How Can We Know When Language Models Know? On the Calibration of Language Models for Question Answering

AI-generated keywords: Language Models Calibration Question Answering Probabilistic Models Confidence Scores

AI-generated Key Points

The license of the paper does not allow us to build upon its content and the key points are generated using the paper metadata rather than the full article.

  • Authors: Zhengbao Jiang, Jun Araki, Haibo Ding, and Graham Neubig
  • Central question: How to determine when language models confidently know the answer
  • Approach: Focus on calibration to align predicted probabilities with actual correctness probabilities
  • Evaluation of generative models: T5, BART, GPT-2 lack calibration in question answering tasks
  • Methods explored for enhancing calibration:
  • Fine-tuning
  • Post-hoc probability adjustments
  • Modifications to predicted outputs or inputs
  • Effectiveness of calibration methods demonstrated through experiments on diverse datasets
  • Analysis of strengths and limitations of proposed approaches for calibrating language models
  • Availability of code at https://github.com/jzbjyb/lm-calibration
Also access our AI generated: Comprehensive summary, Lay summary, Blog-like article; or ask questions about this paper to our AI assistant.

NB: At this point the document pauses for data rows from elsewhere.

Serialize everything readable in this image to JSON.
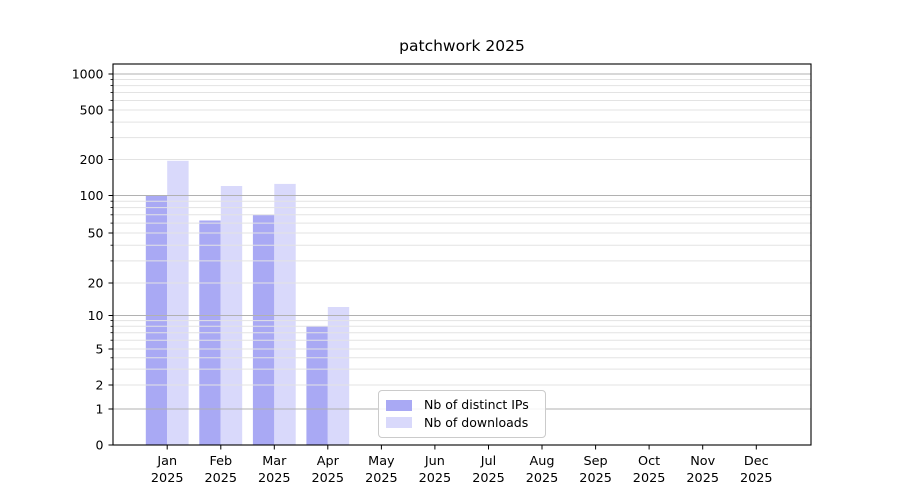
{
  "chart_data": {
    "type": "bar",
    "title": "patchwork 2025",
    "x_categories": [
      "Jan",
      "Feb",
      "Mar",
      "Apr",
      "May",
      "Jun",
      "Jul",
      "Aug",
      "Sep",
      "Oct",
      "Nov",
      "Dec"
    ],
    "x_year": "2025",
    "y_axis": {
      "scale": "symlog",
      "ticks": [
        0,
        1,
        2,
        5,
        10,
        20,
        50,
        100,
        200,
        500,
        1000
      ],
      "top_value": 1200
    },
    "grid": true,
    "legend_position": "lower center",
    "series": [
      {
        "name": "Nb of distinct IPs",
        "color": "#a9a9f4",
        "values": [
          100,
          63,
          70,
          8,
          null,
          null,
          null,
          null,
          null,
          null,
          null,
          null
        ]
      },
      {
        "name": "Nb of downloads",
        "color": "#d9d9fb",
        "values": [
          195,
          120,
          125,
          12,
          null,
          null,
          null,
          null,
          null,
          null,
          null,
          null
        ]
      }
    ]
  },
  "colors": {
    "grid_major": "#b1b1b1",
    "grid_minor": "#e3e3e3",
    "axis": "#000000",
    "legend_border": "#cbcbcb"
  }
}
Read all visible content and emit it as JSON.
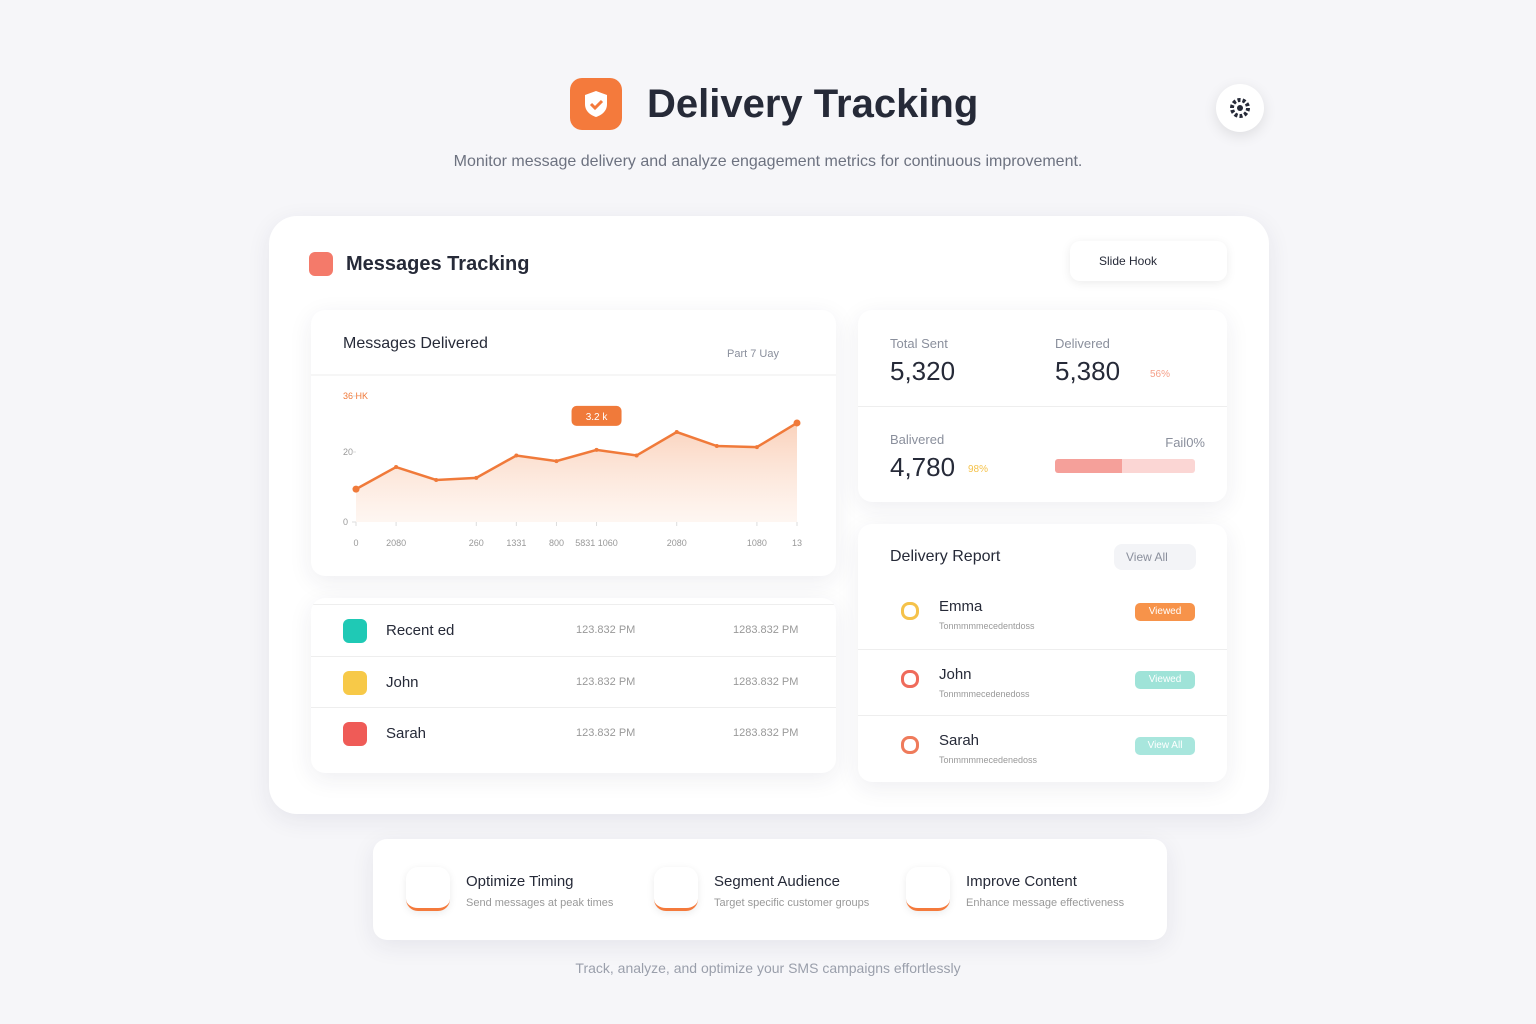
{
  "header": {
    "title": "Delivery Tracking",
    "subtitle": "Monitor message delivery and analyze engagement metrics for continuous improvement."
  },
  "panel": {
    "title": "Messages Tracking",
    "button": "Slide Hook"
  },
  "chart": {
    "type": "line",
    "title": "Messages Delivered",
    "period": "Part 7 Uay",
    "annotation": "3.2 k",
    "color": "#f07a3a",
    "categories": [
      "0",
      "2080",
      null,
      "260",
      "1331",
      "800",
      "5831 1060",
      null,
      "2080",
      null,
      "1080",
      "13"
    ],
    "values": [
      9.4,
      15.7,
      12,
      12.6,
      19,
      17.4,
      20.6,
      19,
      25.7,
      21.7,
      21.4,
      28.3
    ],
    "ylim": [
      0,
      40
    ],
    "yticks": [
      0,
      20,
      {
        "value": 36,
        "label": "36 HK"
      }
    ]
  },
  "stats": [
    {
      "label": "Total Sent",
      "value": "5,320"
    },
    {
      "label": "Delivered",
      "value": "5,380",
      "note": "56%"
    },
    {
      "label": "Balivered",
      "value": "4,780",
      "note": "98%"
    },
    {
      "label": "Fail0%"
    }
  ],
  "recent": [
    {
      "name": "Recent ed",
      "a": "123.832 PM",
      "b": "1283.832 PM"
    },
    {
      "name": "John",
      "a": "123.832 PM",
      "b": "1283.832 PM"
    },
    {
      "name": "Sarah",
      "a": "123.832 PM",
      "b": "1283.832 PM"
    }
  ],
  "report": {
    "title": "Delivery Report",
    "action": "View All",
    "rows": [
      {
        "name": "Emma",
        "sub": "Tonmmmmecedentdoss",
        "status": "Viewed"
      },
      {
        "name": "John",
        "sub": "Tonmmmecedenedoss",
        "status": "Viewed"
      },
      {
        "name": "Sarah",
        "sub": "Tonmmmmecedenedoss",
        "status": "View All"
      }
    ]
  },
  "tips": [
    {
      "title": "Optimize Timing",
      "text": "Send messages at peak times"
    },
    {
      "title": "Segment Audience",
      "text": "Target specific customer groups"
    },
    {
      "title": "Improve Content",
      "text": "Enhance message effectiveness"
    }
  ],
  "footer": "Track, analyze, and optimize your SMS campaigns effortlessly"
}
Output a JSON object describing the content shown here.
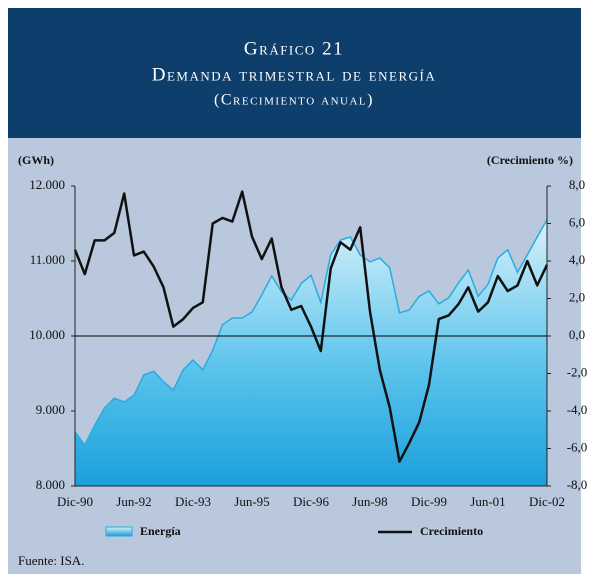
{
  "chart_data": {
    "type": "area-line",
    "title": "Gráfico 21",
    "subtitle": "Demanda trimestral de energía",
    "subtitle2": "(Crecimiento anual)",
    "y_label": "(GWh)",
    "y2_label": "(Crecimiento %)",
    "source": "Fuente: ISA.",
    "categories": [
      "Dic-90",
      null,
      null,
      null,
      null,
      null,
      "Jun-92",
      null,
      null,
      null,
      null,
      null,
      "Dic-93",
      null,
      null,
      null,
      null,
      null,
      "Jun-95",
      null,
      null,
      null,
      null,
      null,
      "Dic-96",
      null,
      null,
      null,
      null,
      null,
      "Jun-98",
      null,
      null,
      null,
      null,
      null,
      "Dic-99",
      null,
      null,
      null,
      null,
      null,
      "Jun-01",
      null,
      null,
      null,
      null,
      null,
      "Dic-02"
    ],
    "series": [
      {
        "name": "Energía",
        "color": "#29abe2",
        "axis": "y",
        "values": [
          8720,
          8550,
          8810,
          9040,
          9170,
          9120,
          9210,
          9480,
          9530,
          9390,
          9280,
          9550,
          9680,
          9550,
          9810,
          10150,
          10240,
          10240,
          10320,
          10550,
          10800,
          10590,
          10480,
          10700,
          10810,
          10450,
          11080,
          11280,
          11320,
          11080,
          10990,
          11040,
          10910,
          10310,
          10350,
          10530,
          10600,
          10430,
          10510,
          10710,
          10880,
          10530,
          10690,
          11040,
          11150,
          10850,
          11080,
          11320,
          11550
        ]
      },
      {
        "name": "Crecimiento",
        "color": "#111111",
        "axis": "y2",
        "values": [
          4.6,
          3.3,
          5.1,
          5.1,
          5.5,
          7.6,
          4.3,
          4.5,
          3.7,
          2.6,
          0.5,
          0.9,
          1.5,
          1.8,
          6.0,
          6.3,
          6.1,
          7.7,
          5.3,
          4.1,
          5.2,
          2.6,
          1.4,
          1.6,
          0.5,
          -0.8,
          3.6,
          5.0,
          4.6,
          5.8,
          1.3,
          -1.8,
          -3.8,
          -6.7,
          -5.7,
          -4.6,
          -2.6,
          0.9,
          1.1,
          1.7,
          2.6,
          1.3,
          1.8,
          3.2,
          2.4,
          2.7,
          4.0,
          2.7,
          3.8
        ]
      }
    ],
    "ylim": [
      8000,
      12000
    ],
    "yticks": [
      {
        "value": 8000,
        "label": "8.000"
      },
      {
        "value": 9000,
        "label": "9.000"
      },
      {
        "value": 10000,
        "label": "10.000"
      },
      {
        "value": 11000,
        "label": "11.000"
      },
      {
        "value": 12000,
        "label": "12.000"
      }
    ],
    "y2lim": [
      -8,
      8
    ],
    "y2ticks": [
      {
        "value": -8,
        "label": "-8,0"
      },
      {
        "value": -6,
        "label": "-6,0"
      },
      {
        "value": -4,
        "label": "-4,0"
      },
      {
        "value": -2,
        "label": "-2,0"
      },
      {
        "value": 0,
        "label": "0,0"
      },
      {
        "value": 2,
        "label": "2,0"
      },
      {
        "value": 4,
        "label": "4,0"
      },
      {
        "value": 6,
        "label": "6,0"
      },
      {
        "value": 8,
        "label": "8,0"
      }
    ]
  }
}
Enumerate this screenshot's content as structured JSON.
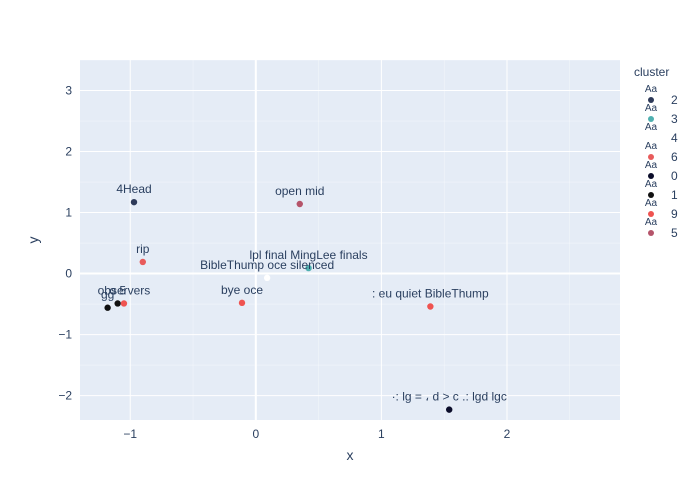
{
  "chart_data": {
    "type": "scatter",
    "xlabel": "x",
    "ylabel": "y",
    "xlim": [
      -1.4,
      2.9
    ],
    "ylim": [
      -2.4,
      3.5
    ],
    "xticks": [
      -1,
      0,
      1,
      2
    ],
    "xtick_labels": [
      "−1",
      "0",
      "1",
      "2"
    ],
    "yticks": [
      -2,
      -1,
      0,
      1,
      2,
      3
    ],
    "ytick_labels": [
      "−2",
      "−1",
      "0",
      "1",
      "2",
      "3"
    ],
    "grid": true,
    "legend_title": "cluster",
    "legend_placement": "right",
    "legend_marker_text": "Aa",
    "colors": {
      "plot_bg": "#e5ecf6",
      "grid": "#ffffff",
      "text": "#2a3f5f"
    },
    "series": [
      {
        "name": "2",
        "color": "#2e3a59",
        "points": [
          {
            "x": -0.97,
            "y": 1.17,
            "label": "4Head"
          }
        ]
      },
      {
        "name": "3",
        "color": "#4fb0b0",
        "points": [
          {
            "x": 0.42,
            "y": 0.09,
            "label": "lpl final MingLee finals"
          }
        ]
      },
      {
        "name": "4",
        "color": "#ffffff",
        "points": [
          {
            "x": 0.09,
            "y": -0.07,
            "label": "BibleThump oce silenced"
          }
        ]
      },
      {
        "name": "6",
        "color": "#e85b5b",
        "points": [
          {
            "x": -0.9,
            "y": 0.19,
            "label": "rip"
          }
        ]
      },
      {
        "name": "0",
        "color": "#0b0d2a",
        "points": [
          {
            "x": 1.54,
            "y": -2.23,
            "label": "·: lg = ، d > c .: lgd lgc"
          }
        ]
      },
      {
        "name": "1",
        "color": "#111111",
        "points": [
          {
            "x": -1.18,
            "y": -0.56,
            "label": "gg"
          },
          {
            "x": -1.1,
            "y": -0.49,
            "label": "o 5"
          }
        ]
      },
      {
        "name": "9",
        "color": "#ef5350",
        "points": [
          {
            "x": -1.05,
            "y": -0.49,
            "label": "observers"
          },
          {
            "x": -0.11,
            "y": -0.48,
            "label": "bye oce"
          },
          {
            "x": 1.39,
            "y": -0.54,
            "label": ": eu quiet BibleThump"
          }
        ]
      },
      {
        "name": "5",
        "color": "#b5546a",
        "points": [
          {
            "x": 0.35,
            "y": 1.14,
            "label": "open mid"
          }
        ]
      }
    ]
  }
}
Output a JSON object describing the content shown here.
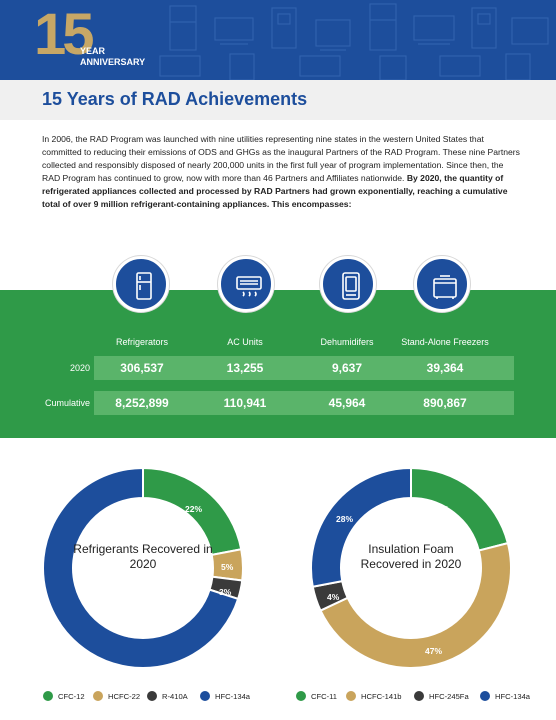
{
  "banner": {
    "number": "15",
    "line1": "YEAR",
    "line2": "ANNIVERSARY"
  },
  "title": "15 Years of RAD Achievements",
  "intro": {
    "normal": "In 2006, the RAD Program was launched with nine utilities representing nine states in the western United States that committed to reducing their emissions of ODS and GHGs as the inaugural Partners of the RAD Program. These nine Partners collected and responsibly disposed of nearly 200,000 units in the first full year of program implementation. Since then, the RAD Program has continued to grow, now with more than 46 Partners and Affiliates nationwide. ",
    "bold": "By 2020, the quantity of refrigerated appliances collected and processed by RAD Partners had grown exponentially, reaching a cumulative total of over 9 million refrigerant-containing appliances. This encompasses:"
  },
  "stats": {
    "columns": [
      {
        "label": "Refrigerators",
        "icon": "refrigerator-icon"
      },
      {
        "label": "AC Units",
        "icon": "ac-unit-icon"
      },
      {
        "label": "Dehumidifers",
        "icon": "dehumidifier-icon"
      },
      {
        "label": "Stand-Alone Freezers",
        "icon": "freezer-icon"
      }
    ],
    "rows": [
      {
        "label": "2020",
        "values": [
          "306,537",
          "13,255",
          "9,637",
          "39,364"
        ]
      },
      {
        "label": "Cumulative",
        "values": [
          "8,252,899",
          "110,941",
          "45,964",
          "890,867"
        ]
      }
    ]
  },
  "colors": {
    "blue": "#1d4e9c",
    "green": "#2f9a48",
    "gold": "#c9a45c",
    "dark": "#3a3a3a"
  },
  "chart_data": [
    {
      "type": "pie",
      "title": "Refrigerants Recovered in 2020",
      "categories": [
        "CFC-12",
        "HCFC-22",
        "R-410A",
        "HFC-134a"
      ],
      "values": [
        22,
        5,
        3,
        70
      ],
      "labels": [
        "22%",
        "5%",
        "3%",
        "70%"
      ],
      "colors": [
        "#2f9a48",
        "#c9a45c",
        "#3a3a3a",
        "#1d4e9c"
      ],
      "legend": "bottom"
    },
    {
      "type": "pie",
      "title": "Insulation Foam Recovered in 2020",
      "categories": [
        "CFC-11",
        "HCFC-141b",
        "HFC-245Fa",
        "HFC-134a"
      ],
      "values": [
        21,
        47,
        4,
        28
      ],
      "labels": [
        "21%",
        "47%",
        "4%",
        "28%"
      ],
      "colors": [
        "#2f9a48",
        "#c9a45c",
        "#3a3a3a",
        "#1d4e9c"
      ],
      "legend": "bottom"
    }
  ]
}
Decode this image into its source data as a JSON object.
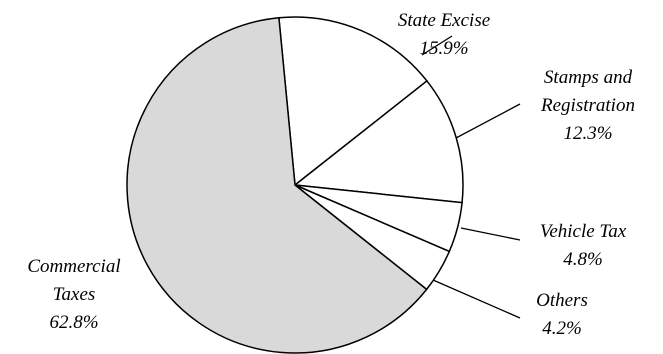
{
  "chart_data": {
    "type": "pie",
    "slices": [
      {
        "name": "State Excise",
        "value": 15.9,
        "label": "15.9%",
        "color": "#ffffff"
      },
      {
        "name": "Stamps and Registration",
        "name_lines": [
          "Stamps and",
          "Registration"
        ],
        "value": 12.3,
        "label": "12.3%",
        "color": "#ffffff"
      },
      {
        "name": "Vehicle Tax",
        "value": 4.8,
        "label": "4.8%",
        "color": "#ffffff"
      },
      {
        "name": "Others",
        "value": 4.2,
        "label": "4.2%",
        "color": "#ffffff"
      },
      {
        "name": "Commercial Taxes",
        "name_lines": [
          "Commercial",
          "Taxes"
        ],
        "value": 62.8,
        "label": "62.8%",
        "color": "#d9d9d9"
      }
    ],
    "start_angle_deg": -5.5,
    "direction": "clockwise",
    "legend": "none",
    "labels": "outside-with-leader-lines"
  }
}
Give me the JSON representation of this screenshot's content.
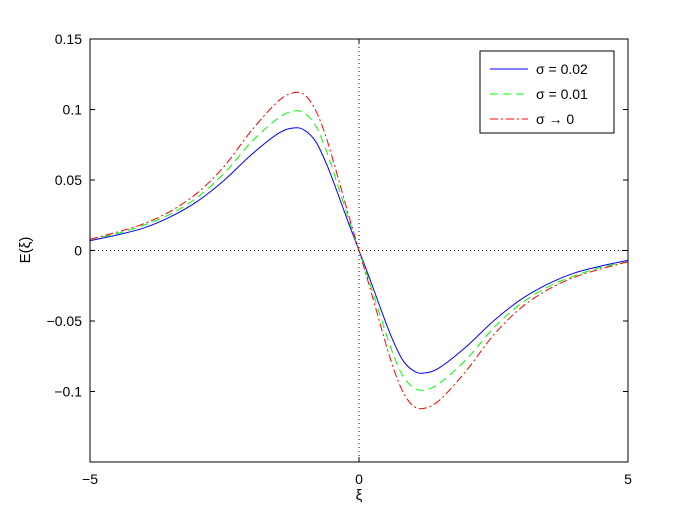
{
  "chart_data": {
    "type": "line",
    "xlabel": "ξ",
    "ylabel": "E(ξ)",
    "xlim": [
      -5,
      5
    ],
    "ylim": [
      -0.15,
      0.15
    ],
    "xticks": [
      -5,
      0,
      5
    ],
    "xtick_labels": [
      "−5",
      "0",
      "5"
    ],
    "yticks": [
      0.15,
      0.1,
      0.05,
      0,
      -0.05,
      -0.1
    ],
    "ytick_labels": [
      "0.15",
      "0.1",
      "0.05",
      "0",
      "−0.05",
      "−0.1"
    ],
    "grid": false,
    "reference_lines": {
      "x": 0,
      "y": 0,
      "style": "dotted"
    },
    "legend_position": "top-right",
    "series": [
      {
        "name": "σ = 0.02",
        "color": "#0000ff",
        "style": "solid",
        "x": [
          -5,
          -4.5,
          -4,
          -3.5,
          -3,
          -2.5,
          -2,
          -1.5,
          -1.2,
          -1,
          -0.8,
          -0.6,
          -0.4,
          -0.2,
          0,
          0.2,
          0.4,
          0.6,
          0.8,
          1,
          1.2,
          1.5,
          2,
          2.5,
          3,
          3.5,
          4,
          4.5,
          5
        ],
        "values": [
          0.007,
          0.011,
          0.016,
          0.024,
          0.035,
          0.05,
          0.068,
          0.083,
          0.087,
          0.085,
          0.077,
          0.061,
          0.041,
          0.02,
          0,
          -0.02,
          -0.041,
          -0.061,
          -0.077,
          -0.085,
          -0.087,
          -0.083,
          -0.068,
          -0.05,
          -0.035,
          -0.024,
          -0.016,
          -0.011,
          -0.007
        ]
      },
      {
        "name": "σ = 0.01",
        "color": "#00ff00",
        "style": "dashed",
        "x": [
          -5,
          -4.5,
          -4,
          -3.5,
          -3,
          -2.5,
          -2,
          -1.5,
          -1.2,
          -1,
          -0.8,
          -0.6,
          -0.4,
          -0.2,
          0,
          0.2,
          0.4,
          0.6,
          0.8,
          1,
          1.2,
          1.5,
          2,
          2.5,
          3,
          3.5,
          4,
          4.5,
          5
        ],
        "values": [
          0.008,
          0.012,
          0.018,
          0.026,
          0.038,
          0.055,
          0.077,
          0.094,
          0.099,
          0.097,
          0.088,
          0.07,
          0.047,
          0.023,
          0,
          -0.023,
          -0.047,
          -0.07,
          -0.088,
          -0.097,
          -0.099,
          -0.094,
          -0.077,
          -0.055,
          -0.038,
          -0.026,
          -0.018,
          -0.012,
          -0.008
        ]
      },
      {
        "name": "σ → 0",
        "color": "#ff0000",
        "style": "dashdot",
        "x": [
          -5,
          -4.5,
          -4,
          -3.5,
          -3,
          -2.5,
          -2,
          -1.5,
          -1.2,
          -1,
          -0.8,
          -0.6,
          -0.4,
          -0.2,
          0,
          0.2,
          0.4,
          0.6,
          0.8,
          1,
          1.2,
          1.5,
          2,
          2.5,
          3,
          3.5,
          4,
          4.5,
          5
        ],
        "values": [
          0.008,
          0.013,
          0.019,
          0.028,
          0.041,
          0.06,
          0.085,
          0.106,
          0.112,
          0.11,
          0.099,
          0.079,
          0.053,
          0.026,
          0,
          -0.026,
          -0.053,
          -0.079,
          -0.099,
          -0.11,
          -0.112,
          -0.106,
          -0.085,
          -0.06,
          -0.041,
          -0.028,
          -0.019,
          -0.013,
          -0.008
        ]
      }
    ]
  }
}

Authors: Zhengbao Jiang, Jun Araki, Haibo Ding, Graham Neubig

TACL 2021

Abstract: Recent works have shown that language models (LM) capture different types of knowledge regarding facts or common sense. However, because no model is perfect, they still fail to provide appropriate answers in many cases. In this paper, we ask the question "how can we know when language models know, with confidence, the answer to a particular query?" We examine this question from the point of view of calibration, the property of a probabilistic model's predicted probabilities actually being well correlated with the probabilities of correctness. We examine three strong generative models -- T5, BART, and GPT-2 -- and study whether their probabilities on QA tasks are well calibrated, finding the answer is a relatively emphatic no. We then examine methods to calibrate such models to make their confidence scores correlate better with the likelihood of correctness through fine-tuning, post-hoc probability modification, or adjustment of the predicted outputs or inputs. Experiments on a diverse range of datasets demonstrate the effectiveness of our methods. We also perform analysis to study the strengths and limitations of these methods, shedding light on further improvements that may be made in methods for calibrating LMs. We have released the code at https://github.com/jzbjyb/lm-calibration.

Submitted to arXiv on 02 Dec. 2020

Ask questions about this paper to our AI assistant

You can also chat with multiple papers at once here.

The license of the paper does not allow us to build upon its content and the AI assistant only knows about the paper metadata rather than the full article.

AI assistant instructions?

Results of the summarizing process for the arXiv paper: 2012.00955v2

This paper's license doesn't allow us to build upon its content and the summarizing process is here made with the paper's metadata rather than the article.

In their paper titled "How Can We Know When Language Models Know? On the Calibration of Language Models for Question Answering," authors Zhengbao Jiang, Jun Araki, Haibo Ding, and Graham Neubig delve into the issue of language models (LM) capturing various types of knowledge but still falling short in providing accurate answers. The central question they address is how to determine when language models confidently know the answer to a specific query. They approach this inquiry through the lens of calibration, which focuses on ensuring that a probabilistic model's predicted probabilities align well with the actual probabilities of correctness. The study evaluates three prominent generative models - T5, BART, and GPT-2 - to assess whether their probabilities in question answering tasks are effectively calibrated. The findings reveal a notable lack of calibration in these models. To address this discrepancy and enhance the correlation between confidence scores and correctness likelihood, the authors explore methods such as fine-tuning, post-hoc probability adjustments, and modifications to predicted outputs or inputs. Through experiments across diverse datasets, the effectiveness of these calibration methods is demonstrated. Additionally, an analysis is conducted to identify both strengths and limitations of the proposed approaches, shedding light on potential avenues for further improvement in calibrating language models. The authors have made their code available at https://github.com/jzbjyb/lm-calibration. Overall, this research contributes valuable insights into enhancing the reliability and accuracy of language models in question answering tasks by focusing on calibration techniques.
Created on 03 Mar. 2025

Assess the quality of the AI-generated content by voting

Score: 0

Why do we need votes?

Votes are used to determine whether we need to re-run our summarizing tools. If the count reaches -10, our tools can be restarted.

Similar papers summarized with our AI tools

Navigate through even more similar papers through a

tree representation

Look for similar papers (in beta version)

By clicking on the button above, our algorithm will scan all papers in our database to find the closest based on the contents of the full papers and not just on metadata. Please note that it only works for papers that we have generated summaries for and you can rerun it from time to time to get a more accurate result while our database grows.

Disclaimer: The AI-based summarization tool and virtual assistant provided on this website may not always provide accurate and complete summaries or responses. We encourage you to carefully review and evaluate the generated content to ensure its quality and relevance to your needs.